Instead, Richards said, policymakers took what he called a “production gamble” by assuming militaries could restart production in time for when the munitions were needed.

Recent congressional delays did slow US military aid to Ukraine, said Doug Bush, the assistant secretary of the US Army for acquisitions, logistics and technology. “The effect was real on the battlefield,” he said.

Bush saw a silver lining in the repeated warnings outlining munitions-production woes: They provided a roadmap for action after Russia’s invasion.

“We were really lucky we had done that work because then as soon as the war started, Congress said, ‘Your ammo plants need more help to meet the surge,’ and we’re like, ‘We have a plan, the one we already gave you.’”

A Deadly gamble

Early in the war, the US and its allies pledged to help Ukraine replace its legacy Soviet-era guns, which use a different caliber of ammunition. By the end of last year, Ukraine’s supplies of Soviet artillery shells – its standard long-range caliber measuring 152mm in diameter – had been nearly exhausted. The dramatic production shortfalls of the comparable Western 155mm shell, coupled with the insatiable need of Ukrainian forces for ordnance, has meant the US has sought the munition from other nations and has needed to draw substantially from its own stockpile.

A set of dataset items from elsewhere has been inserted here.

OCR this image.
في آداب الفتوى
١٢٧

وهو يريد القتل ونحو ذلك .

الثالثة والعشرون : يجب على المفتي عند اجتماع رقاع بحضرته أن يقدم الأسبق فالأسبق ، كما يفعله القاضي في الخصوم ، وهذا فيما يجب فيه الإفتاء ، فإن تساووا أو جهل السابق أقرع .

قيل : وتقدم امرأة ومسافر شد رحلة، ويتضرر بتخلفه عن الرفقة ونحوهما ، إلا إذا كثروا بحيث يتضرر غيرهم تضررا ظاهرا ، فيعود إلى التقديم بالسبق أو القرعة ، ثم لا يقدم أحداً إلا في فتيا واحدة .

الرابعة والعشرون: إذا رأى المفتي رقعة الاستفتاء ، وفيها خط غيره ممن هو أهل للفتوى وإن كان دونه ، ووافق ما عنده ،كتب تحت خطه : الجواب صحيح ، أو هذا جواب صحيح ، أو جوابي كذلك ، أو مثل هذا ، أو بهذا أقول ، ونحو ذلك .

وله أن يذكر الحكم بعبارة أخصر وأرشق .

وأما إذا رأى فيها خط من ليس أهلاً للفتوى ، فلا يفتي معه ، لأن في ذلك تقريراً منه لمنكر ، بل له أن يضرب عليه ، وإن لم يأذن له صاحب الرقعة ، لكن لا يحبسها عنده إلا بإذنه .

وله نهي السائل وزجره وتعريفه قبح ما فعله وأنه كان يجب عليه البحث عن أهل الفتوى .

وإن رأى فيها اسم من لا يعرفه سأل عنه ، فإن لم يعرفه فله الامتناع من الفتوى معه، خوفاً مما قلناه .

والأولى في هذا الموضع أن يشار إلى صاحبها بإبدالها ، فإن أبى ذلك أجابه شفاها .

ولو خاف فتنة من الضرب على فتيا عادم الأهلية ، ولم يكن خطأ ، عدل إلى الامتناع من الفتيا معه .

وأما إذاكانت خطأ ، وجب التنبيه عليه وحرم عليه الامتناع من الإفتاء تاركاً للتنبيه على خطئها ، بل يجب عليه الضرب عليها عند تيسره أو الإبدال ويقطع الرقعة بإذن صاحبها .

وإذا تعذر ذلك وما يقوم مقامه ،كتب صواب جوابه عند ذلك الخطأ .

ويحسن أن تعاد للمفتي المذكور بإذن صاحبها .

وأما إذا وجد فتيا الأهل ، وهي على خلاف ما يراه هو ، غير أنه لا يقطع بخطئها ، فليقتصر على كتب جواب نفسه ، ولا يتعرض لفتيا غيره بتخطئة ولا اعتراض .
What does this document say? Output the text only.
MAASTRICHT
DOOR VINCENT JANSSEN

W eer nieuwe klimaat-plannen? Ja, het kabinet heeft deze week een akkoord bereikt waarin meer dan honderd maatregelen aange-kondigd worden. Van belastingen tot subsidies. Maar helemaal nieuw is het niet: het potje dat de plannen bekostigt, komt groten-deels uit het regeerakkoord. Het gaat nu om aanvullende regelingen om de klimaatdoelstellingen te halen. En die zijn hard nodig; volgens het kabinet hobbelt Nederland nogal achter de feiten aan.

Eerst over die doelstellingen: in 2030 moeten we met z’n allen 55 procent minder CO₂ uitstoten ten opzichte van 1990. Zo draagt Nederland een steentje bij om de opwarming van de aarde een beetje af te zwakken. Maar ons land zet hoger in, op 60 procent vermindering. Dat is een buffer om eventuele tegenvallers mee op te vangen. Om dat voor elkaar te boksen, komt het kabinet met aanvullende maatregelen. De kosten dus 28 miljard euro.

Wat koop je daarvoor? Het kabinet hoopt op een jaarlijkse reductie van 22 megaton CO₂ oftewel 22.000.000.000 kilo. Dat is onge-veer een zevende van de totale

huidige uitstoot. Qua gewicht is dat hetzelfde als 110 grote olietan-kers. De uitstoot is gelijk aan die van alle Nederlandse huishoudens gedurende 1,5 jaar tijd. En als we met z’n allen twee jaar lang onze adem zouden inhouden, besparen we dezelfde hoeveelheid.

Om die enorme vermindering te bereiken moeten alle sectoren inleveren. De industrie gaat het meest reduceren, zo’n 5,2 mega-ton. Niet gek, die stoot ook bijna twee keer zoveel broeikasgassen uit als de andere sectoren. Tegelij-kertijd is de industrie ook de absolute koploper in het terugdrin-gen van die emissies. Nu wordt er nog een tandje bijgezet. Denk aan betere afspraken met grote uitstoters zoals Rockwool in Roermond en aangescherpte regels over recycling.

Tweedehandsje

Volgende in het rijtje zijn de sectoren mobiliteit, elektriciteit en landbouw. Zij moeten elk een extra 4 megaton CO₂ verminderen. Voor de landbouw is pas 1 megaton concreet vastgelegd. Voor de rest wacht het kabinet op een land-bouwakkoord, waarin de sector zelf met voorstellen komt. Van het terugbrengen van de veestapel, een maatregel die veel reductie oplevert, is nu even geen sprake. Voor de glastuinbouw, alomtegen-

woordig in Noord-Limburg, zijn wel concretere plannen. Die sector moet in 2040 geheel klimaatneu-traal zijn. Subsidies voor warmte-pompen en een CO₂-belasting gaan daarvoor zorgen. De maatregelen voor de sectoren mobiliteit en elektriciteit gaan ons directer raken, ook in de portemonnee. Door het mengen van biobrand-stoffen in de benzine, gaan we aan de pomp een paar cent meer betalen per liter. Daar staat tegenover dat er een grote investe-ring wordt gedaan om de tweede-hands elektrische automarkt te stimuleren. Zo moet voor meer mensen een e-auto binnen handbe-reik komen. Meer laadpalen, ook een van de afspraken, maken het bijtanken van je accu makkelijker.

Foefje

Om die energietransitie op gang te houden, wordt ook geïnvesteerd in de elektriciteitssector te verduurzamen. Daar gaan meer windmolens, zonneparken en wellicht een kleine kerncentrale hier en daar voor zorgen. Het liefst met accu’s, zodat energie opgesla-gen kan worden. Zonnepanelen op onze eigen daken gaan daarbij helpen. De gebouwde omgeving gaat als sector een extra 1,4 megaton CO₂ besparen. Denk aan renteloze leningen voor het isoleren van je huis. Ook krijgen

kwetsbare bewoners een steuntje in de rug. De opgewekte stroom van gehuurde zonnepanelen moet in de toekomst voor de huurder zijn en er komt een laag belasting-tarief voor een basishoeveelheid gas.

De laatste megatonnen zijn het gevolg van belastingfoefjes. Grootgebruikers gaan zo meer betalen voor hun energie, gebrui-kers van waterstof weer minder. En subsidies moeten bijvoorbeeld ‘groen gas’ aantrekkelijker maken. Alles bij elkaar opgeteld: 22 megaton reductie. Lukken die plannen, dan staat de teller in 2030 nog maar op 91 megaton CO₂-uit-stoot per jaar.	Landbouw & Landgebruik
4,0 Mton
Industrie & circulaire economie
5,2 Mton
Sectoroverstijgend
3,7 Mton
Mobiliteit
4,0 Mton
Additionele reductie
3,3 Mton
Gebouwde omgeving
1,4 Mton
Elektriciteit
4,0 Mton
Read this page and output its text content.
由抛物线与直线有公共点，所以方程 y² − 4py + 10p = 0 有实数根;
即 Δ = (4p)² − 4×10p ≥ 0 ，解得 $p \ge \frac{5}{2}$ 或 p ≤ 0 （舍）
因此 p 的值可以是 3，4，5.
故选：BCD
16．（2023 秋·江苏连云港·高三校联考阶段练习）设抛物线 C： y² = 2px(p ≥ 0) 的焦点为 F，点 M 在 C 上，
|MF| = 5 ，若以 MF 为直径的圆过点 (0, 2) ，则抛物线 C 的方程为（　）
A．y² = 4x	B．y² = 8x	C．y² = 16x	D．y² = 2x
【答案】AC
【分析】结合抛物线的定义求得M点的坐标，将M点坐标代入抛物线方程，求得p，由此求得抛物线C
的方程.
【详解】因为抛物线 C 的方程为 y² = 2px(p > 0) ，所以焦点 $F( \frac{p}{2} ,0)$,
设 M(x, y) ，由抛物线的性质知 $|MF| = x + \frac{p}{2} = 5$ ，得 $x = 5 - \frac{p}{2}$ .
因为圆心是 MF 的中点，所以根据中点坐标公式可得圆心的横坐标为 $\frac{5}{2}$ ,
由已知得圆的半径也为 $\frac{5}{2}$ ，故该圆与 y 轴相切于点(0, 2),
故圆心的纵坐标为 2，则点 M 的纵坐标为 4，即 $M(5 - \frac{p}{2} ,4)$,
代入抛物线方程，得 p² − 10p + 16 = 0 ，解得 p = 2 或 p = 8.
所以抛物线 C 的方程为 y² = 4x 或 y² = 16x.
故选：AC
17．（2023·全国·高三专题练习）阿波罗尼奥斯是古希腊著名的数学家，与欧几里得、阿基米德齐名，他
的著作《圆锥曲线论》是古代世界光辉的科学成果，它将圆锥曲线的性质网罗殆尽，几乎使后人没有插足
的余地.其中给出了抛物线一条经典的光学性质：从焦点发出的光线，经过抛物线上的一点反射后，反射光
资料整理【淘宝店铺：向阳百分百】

How many 155mm shells the US has in reserve is classified. But the Army, which made fewer than 3,000 shells per month in the mid-2010s, says it is now producing about 36,000 shells a month. To help the Army reach its goal of making 100,000 shells per month by late 2025, Congress recently approved $6 billion to produce new shells, upgrade old factories and build new ammunition plants. Whether those efforts will prove too little and too late to halt Russian offensives remains in question. What’s clear is that, while Moscow was able to quickly pivot to a war economy and source shells from allies, the shortages have already left Ukraine painfully outgunned.

Last October, a Ukrainian offensive ended abruptly, and troops went from shelling to shoveling. Soldiers remember the order: Stop attacking and start digging trenches. With limited artillery, the Ukrainian attack had ended.

In all, six different frontline units told Reuters similar stories: a sudden dearth of artillery that, they believe, changed the course of the war.

Absent ammunition, however, commanders fear Russia may overrun their positions and decimate Ukrainian forces.

A senior officer on Ukraine’s general staff provided Reuters previously undisclosed figures that demonstrate the deadly difference artillery makes. When Ukraine was firing 10,000 shells per day, between 35 and 45 Ukrainian soldiers were killed daily and about 250 to 300 were wounded. But when the daily fire fell to half that, more than 100 Ukrainian soldiers were killed per day and at least a thousand were wounded.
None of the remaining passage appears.